Re: Improve pg_sync_replication_slots() to wait for primary to advance

shveta malik <shveta.malik@gmail.com>

From: shveta malik <shveta.malik@gmail.com>
To: Ajin Cherian <itsajin@gmail.com>
Cc: Ashutosh Sharma <ashu.coek88@gmail.com>, Ashutosh Bapat <ashutosh.bapat.oss@gmail.com>, Amit Kapila <amit.kapila16@gmail.com>, PostgreSQL mailing lists <pgsql-hackers@postgresql.org>, shveta malik <shveta.malik@gmail.com>
Date: 2025-10-07T10:16:52Z
Lists: pgsql-hackers

Commits

Same data as JSON: GET /api/v1/messages/:b64id/commits the thread's linked commits as JSON, with link sources. API reference →
  1. Enhance slot synchronization API to respect promotion signal.

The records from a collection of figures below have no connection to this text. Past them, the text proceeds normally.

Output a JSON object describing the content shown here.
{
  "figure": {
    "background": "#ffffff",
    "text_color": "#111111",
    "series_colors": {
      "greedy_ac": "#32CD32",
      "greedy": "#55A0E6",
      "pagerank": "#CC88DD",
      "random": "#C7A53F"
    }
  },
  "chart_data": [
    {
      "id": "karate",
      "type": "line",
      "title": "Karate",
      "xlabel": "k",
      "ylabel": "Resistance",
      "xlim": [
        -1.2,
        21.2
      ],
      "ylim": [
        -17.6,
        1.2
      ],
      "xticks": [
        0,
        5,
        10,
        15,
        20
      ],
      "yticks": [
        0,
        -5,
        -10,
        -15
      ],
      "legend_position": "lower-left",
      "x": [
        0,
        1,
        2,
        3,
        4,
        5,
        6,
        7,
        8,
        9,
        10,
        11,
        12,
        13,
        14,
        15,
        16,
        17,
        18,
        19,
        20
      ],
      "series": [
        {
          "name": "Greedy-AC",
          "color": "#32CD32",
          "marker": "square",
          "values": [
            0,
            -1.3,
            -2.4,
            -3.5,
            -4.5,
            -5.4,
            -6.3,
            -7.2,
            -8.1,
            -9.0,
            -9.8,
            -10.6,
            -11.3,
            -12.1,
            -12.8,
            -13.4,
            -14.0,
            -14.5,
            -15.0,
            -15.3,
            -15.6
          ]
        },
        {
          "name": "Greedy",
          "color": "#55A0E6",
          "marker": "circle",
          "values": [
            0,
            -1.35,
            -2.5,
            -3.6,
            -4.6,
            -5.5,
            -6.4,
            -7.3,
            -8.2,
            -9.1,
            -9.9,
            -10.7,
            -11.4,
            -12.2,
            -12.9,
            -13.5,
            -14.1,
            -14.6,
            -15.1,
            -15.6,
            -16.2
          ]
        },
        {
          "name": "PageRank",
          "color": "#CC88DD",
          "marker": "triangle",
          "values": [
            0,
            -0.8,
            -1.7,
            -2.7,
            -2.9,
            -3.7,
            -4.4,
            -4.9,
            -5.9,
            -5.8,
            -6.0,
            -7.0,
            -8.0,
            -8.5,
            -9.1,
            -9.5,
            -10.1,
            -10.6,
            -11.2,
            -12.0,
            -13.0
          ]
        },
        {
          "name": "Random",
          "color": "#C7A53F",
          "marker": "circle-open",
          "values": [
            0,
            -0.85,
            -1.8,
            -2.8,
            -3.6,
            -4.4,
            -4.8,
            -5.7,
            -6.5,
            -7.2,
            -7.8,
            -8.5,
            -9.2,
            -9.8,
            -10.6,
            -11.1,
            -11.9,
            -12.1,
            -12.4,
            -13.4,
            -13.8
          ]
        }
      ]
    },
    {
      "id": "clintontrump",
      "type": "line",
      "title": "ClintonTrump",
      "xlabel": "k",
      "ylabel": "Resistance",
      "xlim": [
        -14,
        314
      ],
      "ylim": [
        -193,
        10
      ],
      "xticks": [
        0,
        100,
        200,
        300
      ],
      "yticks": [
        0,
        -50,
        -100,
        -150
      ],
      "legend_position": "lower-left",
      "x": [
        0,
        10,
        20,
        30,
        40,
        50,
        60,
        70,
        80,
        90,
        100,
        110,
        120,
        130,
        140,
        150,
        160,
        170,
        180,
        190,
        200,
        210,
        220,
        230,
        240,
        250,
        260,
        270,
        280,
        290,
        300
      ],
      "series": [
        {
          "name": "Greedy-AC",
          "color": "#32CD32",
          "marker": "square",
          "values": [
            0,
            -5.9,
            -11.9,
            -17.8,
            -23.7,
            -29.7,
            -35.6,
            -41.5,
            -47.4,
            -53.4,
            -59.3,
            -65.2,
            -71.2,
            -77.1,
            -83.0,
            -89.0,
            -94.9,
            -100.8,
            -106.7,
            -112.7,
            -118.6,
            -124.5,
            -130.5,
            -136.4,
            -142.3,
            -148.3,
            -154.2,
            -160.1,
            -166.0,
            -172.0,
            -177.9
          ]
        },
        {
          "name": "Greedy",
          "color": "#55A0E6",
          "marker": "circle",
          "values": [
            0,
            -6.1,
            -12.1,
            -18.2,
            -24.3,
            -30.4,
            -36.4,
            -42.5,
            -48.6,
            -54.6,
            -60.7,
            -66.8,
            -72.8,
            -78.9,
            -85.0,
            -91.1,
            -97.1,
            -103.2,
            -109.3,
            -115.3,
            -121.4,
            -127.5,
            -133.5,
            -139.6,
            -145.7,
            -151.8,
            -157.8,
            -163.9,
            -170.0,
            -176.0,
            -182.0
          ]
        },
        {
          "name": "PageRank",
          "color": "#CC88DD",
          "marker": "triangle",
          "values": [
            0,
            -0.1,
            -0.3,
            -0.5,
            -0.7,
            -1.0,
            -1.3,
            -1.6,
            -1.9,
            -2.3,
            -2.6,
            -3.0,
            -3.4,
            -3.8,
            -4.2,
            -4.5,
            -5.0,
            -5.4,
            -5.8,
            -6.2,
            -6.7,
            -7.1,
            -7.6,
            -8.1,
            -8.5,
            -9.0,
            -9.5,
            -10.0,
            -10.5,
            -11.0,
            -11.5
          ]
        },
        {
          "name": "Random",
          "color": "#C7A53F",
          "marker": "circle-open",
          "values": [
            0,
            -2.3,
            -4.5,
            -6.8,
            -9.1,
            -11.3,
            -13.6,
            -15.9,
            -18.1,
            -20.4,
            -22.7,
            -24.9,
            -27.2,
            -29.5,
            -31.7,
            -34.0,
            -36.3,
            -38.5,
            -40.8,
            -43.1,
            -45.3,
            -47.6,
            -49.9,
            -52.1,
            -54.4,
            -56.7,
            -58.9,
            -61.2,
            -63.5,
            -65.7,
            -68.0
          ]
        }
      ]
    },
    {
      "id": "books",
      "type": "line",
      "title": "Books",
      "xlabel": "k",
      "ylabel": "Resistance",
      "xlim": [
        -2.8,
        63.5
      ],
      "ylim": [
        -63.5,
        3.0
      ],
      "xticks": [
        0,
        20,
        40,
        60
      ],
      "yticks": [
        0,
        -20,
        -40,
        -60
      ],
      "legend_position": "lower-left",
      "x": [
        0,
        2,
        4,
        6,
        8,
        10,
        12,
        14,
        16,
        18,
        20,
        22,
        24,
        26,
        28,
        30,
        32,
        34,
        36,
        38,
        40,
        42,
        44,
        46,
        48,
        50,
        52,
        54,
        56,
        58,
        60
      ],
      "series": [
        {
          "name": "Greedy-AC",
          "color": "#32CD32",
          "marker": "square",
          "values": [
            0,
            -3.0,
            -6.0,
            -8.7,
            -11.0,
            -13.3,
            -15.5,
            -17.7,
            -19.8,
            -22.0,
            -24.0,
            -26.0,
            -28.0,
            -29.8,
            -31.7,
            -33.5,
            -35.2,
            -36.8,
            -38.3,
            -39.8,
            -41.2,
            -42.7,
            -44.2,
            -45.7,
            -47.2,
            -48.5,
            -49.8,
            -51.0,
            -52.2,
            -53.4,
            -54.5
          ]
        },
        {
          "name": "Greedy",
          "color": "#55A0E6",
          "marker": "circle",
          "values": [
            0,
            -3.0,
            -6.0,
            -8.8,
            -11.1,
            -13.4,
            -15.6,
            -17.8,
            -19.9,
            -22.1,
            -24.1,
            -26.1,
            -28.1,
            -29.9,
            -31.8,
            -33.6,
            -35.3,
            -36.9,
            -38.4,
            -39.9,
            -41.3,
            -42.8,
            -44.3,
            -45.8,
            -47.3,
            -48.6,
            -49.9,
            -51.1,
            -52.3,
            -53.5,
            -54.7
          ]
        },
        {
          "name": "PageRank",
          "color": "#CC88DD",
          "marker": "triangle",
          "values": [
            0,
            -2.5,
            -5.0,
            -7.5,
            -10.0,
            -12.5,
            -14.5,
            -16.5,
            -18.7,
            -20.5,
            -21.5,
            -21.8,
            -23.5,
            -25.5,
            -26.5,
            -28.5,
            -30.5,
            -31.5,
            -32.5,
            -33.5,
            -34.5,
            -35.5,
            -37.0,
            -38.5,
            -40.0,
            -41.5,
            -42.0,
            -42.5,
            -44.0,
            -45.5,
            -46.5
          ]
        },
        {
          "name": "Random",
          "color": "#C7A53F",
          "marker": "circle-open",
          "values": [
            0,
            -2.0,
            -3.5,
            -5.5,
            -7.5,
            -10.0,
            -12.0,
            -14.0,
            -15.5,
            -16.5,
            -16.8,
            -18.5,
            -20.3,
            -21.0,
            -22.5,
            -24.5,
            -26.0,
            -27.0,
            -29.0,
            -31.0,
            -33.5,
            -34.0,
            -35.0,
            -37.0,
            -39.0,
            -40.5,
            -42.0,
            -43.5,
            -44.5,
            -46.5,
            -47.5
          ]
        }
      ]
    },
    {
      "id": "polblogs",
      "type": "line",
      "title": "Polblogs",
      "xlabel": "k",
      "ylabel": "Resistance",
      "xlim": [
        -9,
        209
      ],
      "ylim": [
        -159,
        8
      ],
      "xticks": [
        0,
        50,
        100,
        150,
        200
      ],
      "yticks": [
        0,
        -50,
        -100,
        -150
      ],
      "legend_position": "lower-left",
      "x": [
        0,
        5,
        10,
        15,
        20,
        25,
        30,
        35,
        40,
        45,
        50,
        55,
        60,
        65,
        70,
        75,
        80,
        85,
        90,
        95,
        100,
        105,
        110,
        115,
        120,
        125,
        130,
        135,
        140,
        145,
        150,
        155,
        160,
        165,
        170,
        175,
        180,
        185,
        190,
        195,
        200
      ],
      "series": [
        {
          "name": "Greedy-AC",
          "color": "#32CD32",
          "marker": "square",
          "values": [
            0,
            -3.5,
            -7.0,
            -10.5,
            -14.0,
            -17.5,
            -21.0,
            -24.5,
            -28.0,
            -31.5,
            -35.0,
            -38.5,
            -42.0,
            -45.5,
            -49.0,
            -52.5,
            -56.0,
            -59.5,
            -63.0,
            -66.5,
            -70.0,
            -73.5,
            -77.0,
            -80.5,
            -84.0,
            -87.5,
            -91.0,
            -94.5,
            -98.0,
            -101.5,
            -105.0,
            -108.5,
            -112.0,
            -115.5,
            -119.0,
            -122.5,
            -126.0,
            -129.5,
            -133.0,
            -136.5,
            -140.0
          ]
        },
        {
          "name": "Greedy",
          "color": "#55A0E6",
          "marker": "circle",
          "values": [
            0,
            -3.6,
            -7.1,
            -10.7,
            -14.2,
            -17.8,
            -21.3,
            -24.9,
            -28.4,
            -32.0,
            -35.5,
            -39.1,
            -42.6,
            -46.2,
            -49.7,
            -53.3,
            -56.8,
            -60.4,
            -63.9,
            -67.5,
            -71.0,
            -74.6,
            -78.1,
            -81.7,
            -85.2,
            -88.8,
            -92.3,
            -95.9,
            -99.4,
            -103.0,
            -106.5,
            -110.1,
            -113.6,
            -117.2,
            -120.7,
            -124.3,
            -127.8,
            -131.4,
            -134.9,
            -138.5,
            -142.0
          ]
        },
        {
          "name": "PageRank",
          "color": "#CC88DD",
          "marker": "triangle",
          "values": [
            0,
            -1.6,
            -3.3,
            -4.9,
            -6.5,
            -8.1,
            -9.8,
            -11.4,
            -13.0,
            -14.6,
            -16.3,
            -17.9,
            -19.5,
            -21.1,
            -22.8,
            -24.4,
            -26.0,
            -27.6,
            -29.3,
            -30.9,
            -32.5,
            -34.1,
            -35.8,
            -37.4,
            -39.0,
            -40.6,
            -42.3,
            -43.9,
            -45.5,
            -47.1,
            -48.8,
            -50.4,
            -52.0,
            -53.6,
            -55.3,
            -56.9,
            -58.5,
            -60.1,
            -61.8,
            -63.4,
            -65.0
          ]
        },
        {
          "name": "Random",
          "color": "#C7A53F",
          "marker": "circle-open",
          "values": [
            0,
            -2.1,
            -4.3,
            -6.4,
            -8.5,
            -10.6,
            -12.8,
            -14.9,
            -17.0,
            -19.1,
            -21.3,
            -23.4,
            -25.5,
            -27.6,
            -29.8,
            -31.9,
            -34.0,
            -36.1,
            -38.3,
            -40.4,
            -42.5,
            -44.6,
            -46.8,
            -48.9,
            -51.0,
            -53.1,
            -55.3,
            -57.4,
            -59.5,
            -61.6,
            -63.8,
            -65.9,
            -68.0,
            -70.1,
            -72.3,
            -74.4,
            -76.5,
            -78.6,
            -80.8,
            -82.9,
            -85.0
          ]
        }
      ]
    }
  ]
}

  2. Fix inconsistent elevel in pg_sync_replication_slots() retry logic.

  3. Refactor slot synchronization logic in slotsync.c.

  4. Fix intermittent BF failure in 040_standby_failover_slots_sync.

  5. Add retry logic to pg_sync_replication_slots().

  6. Fix LOCK_TIMEOUT handling in slotsync worker.

  7. Add slotsync skip statistics.

On Tue, Oct 7, 2025 at 3:24 PM Ajin Cherian <itsajin@gmail.com> wrote:
>
> Hello Hackers,
>
> In an offline discussion, I was considering adding a TAP test for this
> patch. However, testing the pg_sync_replication_slots() API’s wait
> logic requires a delay of at least 2 seconds, since that’s the
> interval the API sleeps before retrying. I’m not sure it’s acceptable
> to add a TAP test that increases runtime by 2 seconds.
> I’m also wondering if 2 seconds is too long for the API to wait?
> Should we reduce it to something like 200 ms instead? I’d appreciate
> your feedback.
>

I feel a shorter nap will be good since it is an API and should finish
fast. But too short a nap may result in too many primary pings
specially when primary-slots are not advancing. But that case should
be a rare one. Shall we have a nap of say 500ms? It is neither too
short nor too long. Thoughts?

thanks
Shveta